Singapore already has quite a few underground tunnels that connect shopping centers together in the Orchard area as well as malls that descend for multiple stories below ground. These are both heavily used and readily accepted by the public. Having more structures underground that are used publicly like businesses, retail outlets and perhaps eating establishments, would integrate easily into Singapore’s landscape, especially since it offers a ‘cool’ factor. It could be called the Singapore Underground, and it could really be an extensive underground business and retail area. It could really play out well with the right architect at the wheel and could even prove to be a tourist attraction.
So, what will Singapore actually use these underground areas for? The government is just now starting talks about how to properly use the underground space but I think there are at least a few obvious answers, like storage and further transit links. Placing that sort of thing underground could free up Singapore’s limited surface area for more businesses or residences.
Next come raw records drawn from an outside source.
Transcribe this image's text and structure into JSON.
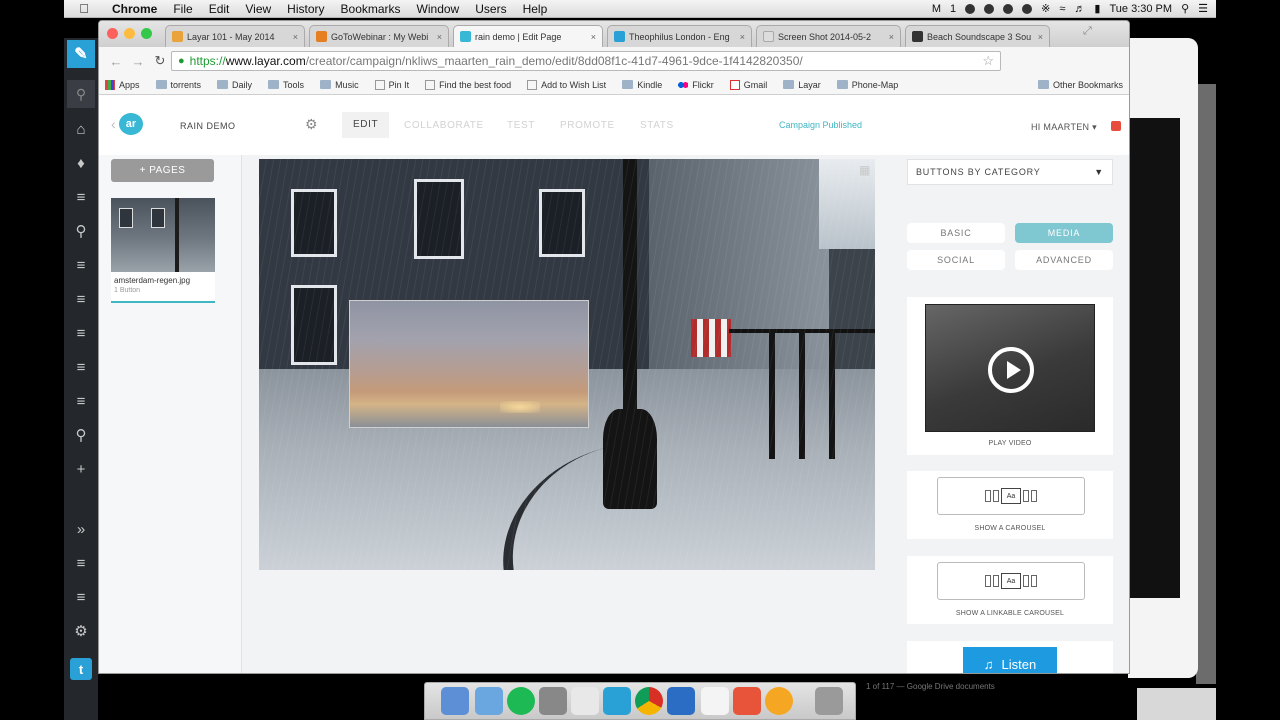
{
  "menubar": {
    "app_name": "Chrome",
    "items": [
      "File",
      "Edit",
      "View",
      "History",
      "Bookmarks",
      "Window",
      "Users",
      "Help"
    ],
    "battery_label": "1",
    "clock": "Tue 3:30 PM"
  },
  "browser": {
    "tabs": [
      {
        "title": "Layar 101 - May 2014",
        "color": "#e9a33a"
      },
      {
        "title": "GoToWebinar : My Webi",
        "color": "#e67e22"
      },
      {
        "title": "rain demo | Edit Page",
        "color": "#39b8d6",
        "active": true
      },
      {
        "title": "Theophilus London - Eng",
        "color": "#2aa1d6"
      },
      {
        "title": "Screen Shot 2014-05-2",
        "color": "#dddddd"
      },
      {
        "title": "Beach Soundscape 3 Sou",
        "color": "#333333"
      }
    ],
    "url": {
      "protocol": "https://",
      "host": "www.layar.com",
      "path": "/creator/campaign/nkliws_maarten_rain_demo/edit/8dd08f1c-41d7-4961-9dce-1f4142820350/"
    },
    "bookmarks": [
      {
        "label": "Apps",
        "kind": "apps"
      },
      {
        "label": "torrents",
        "kind": "folder"
      },
      {
        "label": "Daily",
        "kind": "folder"
      },
      {
        "label": "Tools",
        "kind": "folder"
      },
      {
        "label": "Music",
        "kind": "folder"
      },
      {
        "label": "Pin It",
        "kind": "pin"
      },
      {
        "label": "Find the best food",
        "kind": "link"
      },
      {
        "label": "Add to Wish List",
        "kind": "link"
      },
      {
        "label": "Kindle",
        "kind": "folder"
      },
      {
        "label": "Flickr",
        "kind": "flickr"
      },
      {
        "label": "Gmail",
        "kind": "gmail"
      },
      {
        "label": "Layar",
        "kind": "folder"
      },
      {
        "label": "Phone-Map",
        "kind": "folder"
      }
    ],
    "other_bookmarks": "Other Bookmarks"
  },
  "app": {
    "campaign_name": "RAIN DEMO",
    "logo_text": "ar",
    "nav": [
      "EDIT",
      "COLLABORATE",
      "TEST",
      "PROMOTE",
      "STATS"
    ],
    "active_nav": "EDIT",
    "status": "Campaign Published",
    "user": "HI MAARTEN",
    "add_pages": "+ PAGES",
    "page": {
      "filename": "amsterdam-regen.jpg",
      "subtitle": "1 Button"
    },
    "panel": {
      "category_select": "BUTTONS BY CATEGORY",
      "categories": [
        "BASIC",
        "MEDIA",
        "SOCIAL",
        "ADVANCED"
      ],
      "active_category": "MEDIA",
      "buttons": [
        {
          "label": "PLAY VIDEO"
        },
        {
          "label": "SHOW A CAROUSEL"
        },
        {
          "label": "SHOW A LINKABLE CAROUSEL"
        }
      ],
      "listen_label": "Listen"
    }
  },
  "sidebar_icons": [
    "compose-icon",
    "search-icon",
    "home-icon",
    "notifications-icon",
    "column-icon",
    "search-icon",
    "column-icon",
    "column-icon",
    "column-icon",
    "column-icon",
    "column-icon",
    "search-icon",
    "add-icon",
    "expand-icon",
    "column-icon",
    "column-icon",
    "settings-icon",
    "twitter-icon"
  ],
  "footer_text": "1 of 117 — Google Drive documents"
}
Hopefully Singapore sticks to just putting businesses underground. While I have a feeling that sometime in the future people might not mind living below ground, possibly with fake windows that project an image of sunny skies and green meadows (like in the offices at the beginning of the original Resident Evil movie), now is not that time. I think people still cherish the idea of living above ground, with cool breezes coming through their windows.